HAYALİ DÜŞMAN SİYASAL İSLAM
Kapsamı, içeriği ve tanımı yapılmamış “hayali bir düşman” üzerinden Müslümanlara ait bütün dernek, cami ve benzeri kuruluşları söz konusu merkez üzerinden gözetlemeyi planlayan hükümetin bu yaklaşımı, Müslümanları potansiyel suçlu olarak gördüğü ve gözlem adı altında fişleme çalışması yapılacağı yorumlarına neden oldu. Ülkede artan ırkçılık ve İslam karşıtlığını hiçbir şekilde gündemine almayan, bu alanda çalışma yürüten kuruluşlara herhangi bir destekte bulunmayan hükümetin, taraflı ve şaibeli sözde uzmanlardan oluşan bir heyetin başında bulunacağı dokümantasyon merkezi için yarım milyon avro bütçe ayırması dikkati çekti.

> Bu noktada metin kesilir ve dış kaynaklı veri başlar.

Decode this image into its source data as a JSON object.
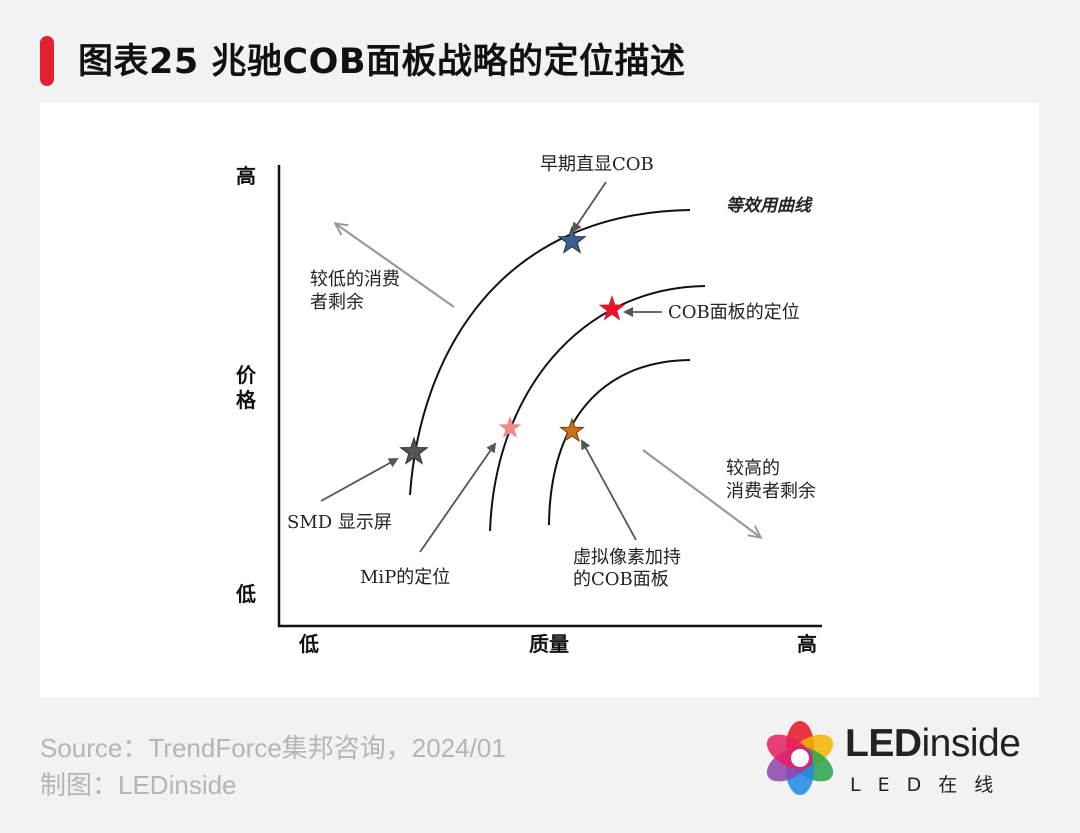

Kurumları baskı altına alacaklar
- SÖZ (Geleceğin Sosyal Avusturyası) Partisi Genel Başkanı Hakan Gördü, iktidarın ucu çok açık siyasal İslam ifadesiyle istediği kişi ya da kurumu rahatlıkla damgalayabileceğini vurguladı. Gördü, “Siyasetle ilgilenen, Müslümanların haklarını savunan bir kişi onların gözünde siyasal İslam’ın bir tezahürü olarak değerlendirilebiliyor. Bu insanları susturmak ve baskı altına almak için kullanılacak çok tehlikeli bir durum” diye konuştu. Gördü, “Dokümantasyon merkezi, Müslümanlara ait cami, dernek gibi kurumlara yönelik sistematik fişlemenin yapılacağı, sözde uzmanlar eliyle bilimin siyasete alet edileceği, iktidarın isteği doğrultusunda hareket edecek bir yapı olarak faaliyet gösterecek” görüşünü paylaştı.
Her fikir suç olabilir
Georgetown Üniversitesinden Siyaset Bilimci Dr. Farid Hafez, Avusturya Başbakanı Sebastian Kurz’un kariyerinde akademik olduğu ileri sürülen bazı çalışmalar yaptırarak, bunları siyasi hedefleri doğrultusunda kullanmasının bilinen bir durum olduğunu söyledi. Hafez, siyasal İslam söyleminin içinin bilinçli şekilde doldurulmadığına, böylelikle bu ifadenin Müslümanlara yönelik çok daha kullanışlı kılındığına işaret ederek, “Burada temel hedef, Müslümanlar tarafından ortaya konulan her türlü sivil muhalefet, siyasal İslam’ı temsil ettiği gerekçesiyle suç oluşumu olarak gösterilebilecek. Hatırlanacağı üzere, daha önce camilerin kapatılması, başörtüsünün yasaklanması siyasal İslam’la ilişkilendirilmişti. Buradan hareketle, herhangi bir kurum, bir kişi ya da bir dini faaliyet siyasal İslam’la ilişkilendirilerek, çeşitli sınırlama ve engellemelere maruz kalacak” dedi. Hafez, merkezin Müslümanlara ait kuruluşları özel bir gözlem altında tutacağını, sınırsız bir denetimle, dernek, cami ve benzeri yapıların hükümete göre iyi ya da kötü olarak sınıflandırılacağını, kötü listesinde yer alacak kurum ya da kişilerin toplum nazarında itibarsızlaştırılacağını ifade etti.
Oy için mi yapıyor?
- Terör örgütü yandaşlarının eylemleri ve şiddet gösteriler Avusturya kamuoyunda gündemdeki yerini koruyor. Bağımsız Milletvekili Martha Bissman sosyal medya hesabı üzerinde yaptığı bir paylaşımla ülkede bu konunun yeniden tartışılmasının fitilini ateşledi. Ülkede PKK’ya arka çıkan siyasilere mesaj gönderen Bissman, “Sol gerçekten Kürtlerin haklarını önemsiyorsa, PKK gibi ayrılıkçı terör örgütlerini desteklemeyi bırakmalılar” dedi.
- TÜRKLER TEMKİNLİ
- Ülkede yaşayan Türkler ise bu açıklamalara temkinli yaklaşıyor. Özellikle Avusturya’da ekim ayında yapılacak olan Viyana eyalet seçimleri öncesinde bu tartışmanın gündem gelmesi bekleniyor. Viyana’daki Türk kökenli seçmenlerin oy potansiyeli seçimleri etkileyecek düzeyde olduğu ifade ediliyor. Bu nedenle Türkler söylemden çok somut adımların atılmasını istiyor.